- Gaoqiao Location in Chongqing
- Coordinates: 31°22′01″N 108°14′42″E﻿ / ﻿31.36694°N 108.24500°E
- Country: People's Republic of China
- Direct-administered municipality: Chongqing
- District: Kai County

= Gaoqiao, Kai County =

Town in Chongqing, China

Gaoqiao (高桥镇 (高橋鎮, Gāoqiáo Zhèn)) is a town located in a valley in Kai County, in the northeast of Chongqing municipality in Southwest China.

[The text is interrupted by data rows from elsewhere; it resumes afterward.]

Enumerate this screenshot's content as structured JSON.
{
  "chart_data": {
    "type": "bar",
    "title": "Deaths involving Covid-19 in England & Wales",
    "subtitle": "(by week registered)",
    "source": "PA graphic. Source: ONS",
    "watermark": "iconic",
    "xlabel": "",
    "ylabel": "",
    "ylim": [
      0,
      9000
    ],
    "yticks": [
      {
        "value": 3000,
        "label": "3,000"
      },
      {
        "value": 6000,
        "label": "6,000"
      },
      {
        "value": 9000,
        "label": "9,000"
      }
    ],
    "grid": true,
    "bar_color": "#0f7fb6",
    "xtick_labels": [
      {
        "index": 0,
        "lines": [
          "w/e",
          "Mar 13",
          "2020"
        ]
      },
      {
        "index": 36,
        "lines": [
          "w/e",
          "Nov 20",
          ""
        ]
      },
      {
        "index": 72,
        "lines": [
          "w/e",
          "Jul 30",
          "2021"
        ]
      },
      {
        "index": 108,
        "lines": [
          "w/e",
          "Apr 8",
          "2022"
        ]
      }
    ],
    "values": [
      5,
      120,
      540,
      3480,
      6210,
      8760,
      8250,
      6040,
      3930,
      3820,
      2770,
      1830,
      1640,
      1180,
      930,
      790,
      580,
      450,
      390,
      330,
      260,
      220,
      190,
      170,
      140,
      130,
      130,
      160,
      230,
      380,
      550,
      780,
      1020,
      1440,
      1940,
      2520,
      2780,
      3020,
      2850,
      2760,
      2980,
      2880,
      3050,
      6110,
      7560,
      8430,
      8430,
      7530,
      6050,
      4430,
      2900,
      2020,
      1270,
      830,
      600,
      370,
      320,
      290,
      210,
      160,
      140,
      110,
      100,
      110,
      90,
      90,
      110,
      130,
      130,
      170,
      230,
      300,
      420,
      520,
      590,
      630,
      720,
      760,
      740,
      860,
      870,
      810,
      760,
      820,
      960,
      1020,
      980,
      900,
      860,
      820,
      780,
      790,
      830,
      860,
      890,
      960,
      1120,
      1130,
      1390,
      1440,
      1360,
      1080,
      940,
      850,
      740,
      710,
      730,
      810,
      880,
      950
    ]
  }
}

Central Chongqing lies 340 km to the southwest.

==History==
On 23 December 2003 at 21:15, a gas well burst and released highly toxic hydrogen sulfide. According to China Daily, 243 people died and at least 9,000 were injured.

The well was called “罗家16H” and belonged to PetroChina's Southwest Oil and Gas Field Branch (西南油气田分公司). It was located in the Chuandongbei gas field (川东北气矿 (Chuāndōngběi qìkuàng)) in Gaoqiao's Xiaoyang village (小阳村 (Xiǎoyáng Cūn)).

In 2007, Chevron Corporation and China National Petroleum Corporation signed a contract to share production in Chuandongbei, with Chevron getting 49 percent of the venture, operating the project and supplying the technology.